Kate likes to ride a pushbike from her house to the health centre or the shop. At she peddles by, the young women and children call out, Hey, Marnyi Bonba. ‘Recently Judy, the strong woman with whom I work closely, asked me when I was going on leave and how soon I’d be back. I told her and for me, her response was the ultimate compliment – Yes, you have to come back and help me with antenates and postnates, you understand Yolngu.’
CHAPTER
3
Chloe Coker
It was 2 am and Chloe Coker was lying on a mattress in the hallway of a house trying to zone out. She had been sheltering here in the tiny settlement on Milingimbi Island for the past twelve hours. Tropical Cyclone Lam, a massive category-four system, was crossing over and the destructive core was battering the island. Things were getting rough. With roaring wind gusts of up to 260 kilometres per hour, more than 1000 residents were bunkered down in houses. Residents who lived close to the water were in a cyclone shelter – the expected tidal surge was a big concern.

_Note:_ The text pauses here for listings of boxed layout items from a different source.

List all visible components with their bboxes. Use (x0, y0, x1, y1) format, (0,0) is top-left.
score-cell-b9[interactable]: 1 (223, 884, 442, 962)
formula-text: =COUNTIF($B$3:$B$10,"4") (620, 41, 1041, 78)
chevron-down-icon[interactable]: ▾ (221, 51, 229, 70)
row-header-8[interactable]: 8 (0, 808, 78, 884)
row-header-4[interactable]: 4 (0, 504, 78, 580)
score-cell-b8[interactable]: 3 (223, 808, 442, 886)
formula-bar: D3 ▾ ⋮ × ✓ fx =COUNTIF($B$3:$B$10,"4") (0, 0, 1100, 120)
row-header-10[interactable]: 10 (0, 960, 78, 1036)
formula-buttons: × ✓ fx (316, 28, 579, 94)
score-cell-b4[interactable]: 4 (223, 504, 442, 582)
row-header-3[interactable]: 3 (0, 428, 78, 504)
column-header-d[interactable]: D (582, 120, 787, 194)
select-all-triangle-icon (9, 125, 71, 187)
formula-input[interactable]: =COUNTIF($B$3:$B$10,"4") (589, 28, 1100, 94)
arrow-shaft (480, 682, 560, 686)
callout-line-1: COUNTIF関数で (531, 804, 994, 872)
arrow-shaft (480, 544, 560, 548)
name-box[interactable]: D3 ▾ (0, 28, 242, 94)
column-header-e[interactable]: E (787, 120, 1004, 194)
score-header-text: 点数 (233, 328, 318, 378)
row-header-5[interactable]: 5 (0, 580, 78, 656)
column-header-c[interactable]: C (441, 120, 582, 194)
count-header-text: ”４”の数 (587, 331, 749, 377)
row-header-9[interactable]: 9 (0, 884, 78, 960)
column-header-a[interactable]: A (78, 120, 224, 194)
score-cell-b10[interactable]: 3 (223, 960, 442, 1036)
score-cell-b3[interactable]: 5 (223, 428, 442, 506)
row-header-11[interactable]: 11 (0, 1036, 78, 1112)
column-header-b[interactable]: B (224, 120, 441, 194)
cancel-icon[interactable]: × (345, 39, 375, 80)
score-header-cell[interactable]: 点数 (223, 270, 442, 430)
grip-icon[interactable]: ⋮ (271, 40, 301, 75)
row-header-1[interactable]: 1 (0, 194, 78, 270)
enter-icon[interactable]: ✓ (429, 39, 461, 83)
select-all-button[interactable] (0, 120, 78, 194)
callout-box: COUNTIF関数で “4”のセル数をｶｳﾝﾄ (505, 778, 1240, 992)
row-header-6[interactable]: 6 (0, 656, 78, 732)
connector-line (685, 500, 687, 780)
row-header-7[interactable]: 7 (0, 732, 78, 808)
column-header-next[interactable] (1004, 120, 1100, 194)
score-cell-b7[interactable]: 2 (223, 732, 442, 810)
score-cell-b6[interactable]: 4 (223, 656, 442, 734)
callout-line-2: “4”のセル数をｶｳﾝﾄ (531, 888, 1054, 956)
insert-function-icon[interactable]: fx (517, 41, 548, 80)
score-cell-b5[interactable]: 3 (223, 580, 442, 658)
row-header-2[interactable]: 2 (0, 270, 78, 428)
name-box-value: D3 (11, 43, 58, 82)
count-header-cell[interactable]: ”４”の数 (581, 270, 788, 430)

Chloe, in town for a three-month contract as women’s health nurse and midwife, was on duty. A born leader, the 30-year-old had done all she could to help the community prepare. She had helped let the locals know what was to happen and suggested they move from their houses if they lived near the water to the cyclone shelter out near the airport. All the houses were cyclone rated, but it was the storm surge that was causing the greatest concern. Cyclone kits and boxes containing basic medical essentials including Panadol, bandages, bandaids, water and heat blankets were prepared for dispatch. ‘We made sure our outreach emergency bags were ready in case we didn’t have a clinic to return to after the cyclone. We also ensured the house we were bunkering down in was ready – we taped the windows, collected bedding and linen from other houses along with a few other essentials like filling buckets, sinks, washing tubs and baths with water. We knew we would be without water and electricity during and post the cyclone.’